Buchautor bei BI Gegenwind zu Gast
Erholungsräume schützen

Havixbeck -

Sollen die Baumberge, eine der reizvollsten Kulturlandschaften des Münsterlandes, mit mehr als 200 Meter hohen Windkraft-Giganten verschandelt werden?

Montag, 08.04.2019, 17:22 Uhr
Nach dem Vortrag und der Diskussion unternahmen die Mitglieder der Bürgerinitiative und Gäste eine Spaziergang zur Bruder-Klaus-Kapelle. Von dort blickten sie auf die bereits in der Umgebung bestehenden Windkraftanlagen.
Nach dem Vortrag und der Diskussion unternahmen die Mitglieder der Bürgerinitiative und Gäste eine Spaziergang zur Bruder-Klaus-Kapelle. Von dort blickten sie auf die bereits in der Umgebung bestehenden Windkraftanlagen. Foto: Gegenwind

Sollen die Baumberge, eine der reizvollsten Kulturlandschaften des Münsterlandes, mit mehr als 200 Meter hohen Windkraft-Giganten verschandelt werden? Um diese Frage ging es in einem Vortrag, zu dem am Samstagnachmittag die Bürgerinitiative „Gegenwind Havixbeck und Hohenholte“ in das mitten in den Baumbergen gelegene Ausflugslokal Teitekerl eingeladen hatte.

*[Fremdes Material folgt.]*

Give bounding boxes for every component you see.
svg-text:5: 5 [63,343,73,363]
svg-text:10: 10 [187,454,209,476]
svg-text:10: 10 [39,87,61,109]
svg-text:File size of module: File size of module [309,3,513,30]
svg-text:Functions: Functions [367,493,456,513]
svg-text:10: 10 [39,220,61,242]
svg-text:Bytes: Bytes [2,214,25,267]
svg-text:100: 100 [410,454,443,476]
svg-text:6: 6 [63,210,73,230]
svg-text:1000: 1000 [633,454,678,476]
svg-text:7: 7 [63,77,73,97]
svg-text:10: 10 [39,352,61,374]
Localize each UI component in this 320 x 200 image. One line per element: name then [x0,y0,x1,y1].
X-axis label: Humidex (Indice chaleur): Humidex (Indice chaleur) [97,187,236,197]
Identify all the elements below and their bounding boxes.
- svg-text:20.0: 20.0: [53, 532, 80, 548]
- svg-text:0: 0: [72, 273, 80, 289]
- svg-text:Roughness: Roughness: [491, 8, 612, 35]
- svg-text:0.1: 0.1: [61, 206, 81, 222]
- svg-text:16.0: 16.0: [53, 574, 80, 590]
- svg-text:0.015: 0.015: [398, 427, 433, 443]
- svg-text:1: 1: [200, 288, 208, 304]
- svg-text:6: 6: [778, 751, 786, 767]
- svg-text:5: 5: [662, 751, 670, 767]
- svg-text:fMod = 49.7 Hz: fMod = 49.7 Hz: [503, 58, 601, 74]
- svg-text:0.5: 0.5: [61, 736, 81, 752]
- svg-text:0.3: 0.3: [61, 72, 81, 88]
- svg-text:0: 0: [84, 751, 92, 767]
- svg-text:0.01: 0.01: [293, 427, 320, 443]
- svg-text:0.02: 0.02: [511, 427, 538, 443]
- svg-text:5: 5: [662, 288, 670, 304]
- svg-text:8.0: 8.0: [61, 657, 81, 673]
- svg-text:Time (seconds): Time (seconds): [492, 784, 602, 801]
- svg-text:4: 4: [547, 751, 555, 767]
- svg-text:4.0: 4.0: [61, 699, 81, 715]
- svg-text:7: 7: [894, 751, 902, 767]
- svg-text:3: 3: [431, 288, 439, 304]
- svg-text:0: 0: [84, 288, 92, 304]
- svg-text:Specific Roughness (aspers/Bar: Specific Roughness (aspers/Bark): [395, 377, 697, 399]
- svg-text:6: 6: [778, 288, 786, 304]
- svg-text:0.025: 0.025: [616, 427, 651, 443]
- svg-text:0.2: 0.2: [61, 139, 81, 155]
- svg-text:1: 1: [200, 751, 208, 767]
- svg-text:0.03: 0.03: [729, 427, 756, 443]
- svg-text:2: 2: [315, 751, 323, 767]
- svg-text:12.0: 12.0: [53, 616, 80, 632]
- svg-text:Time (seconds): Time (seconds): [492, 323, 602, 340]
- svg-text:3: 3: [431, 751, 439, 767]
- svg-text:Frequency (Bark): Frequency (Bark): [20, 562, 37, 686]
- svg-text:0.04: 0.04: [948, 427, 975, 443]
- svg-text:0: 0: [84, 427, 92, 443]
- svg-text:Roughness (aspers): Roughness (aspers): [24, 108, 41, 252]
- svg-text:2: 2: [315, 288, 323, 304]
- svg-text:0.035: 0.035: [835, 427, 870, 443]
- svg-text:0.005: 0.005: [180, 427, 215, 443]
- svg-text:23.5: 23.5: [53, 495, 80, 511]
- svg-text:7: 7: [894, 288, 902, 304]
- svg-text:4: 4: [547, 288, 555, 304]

Gastredner war der in München lebende Autor und Journalist Georg Etscheit , der sich intensiv mit Fragen von Landschaftsschutz und Landschaftsästhetik in Zeiten der Energiewende befasst und dazu 2016 das viel beachtete Buch „Geopferte Landschaften“ vorgelegt hat.

„Es wäre ein Akt der Barbarei, auch diesen zauberhaften Flecken auf dem Altar vorgeblicher Klimarettung zu opfern“, sagte Etscheit in seinem Vortrag. Diese Windkraftanlagen seien eine Kulturschande und eine Bedrohung für den regionalen Tourismus, der in Zeiten des Klimawandels immer mehr an Bedeutung gewinne. „Wenn immer wieder gefordert wird, dass die Menschen weniger fliegen sollen, um das Klima zu schützen, müssen die regionalen Erholungsräume umso mehr geschützt werden.“

Fundamentale Kritik übte Etscheit am gesamten Konzept der Energiewende, die Mensch und Natur immensen Schaden zufüge, während die CO2-Emissionen bisher nicht nennenswert gesunken seien.

Im Anschluss an Vortrag sowie einer lebhaften Diskussion stand eine Wanderung zur nahe gelegenen Bruder-Klaus-Kapelle auf dem Programm, so die BI Gegenwind in einer Pressemitteilung. Von hier bot sich ein Ausblick auf das, was es nach dem Willen der Bürgerinitiative unbedingt zu verhindern gelte: Die im Norden bei Schöppingen und den angrenzenden Orten gelegenen Windanlagenfelder.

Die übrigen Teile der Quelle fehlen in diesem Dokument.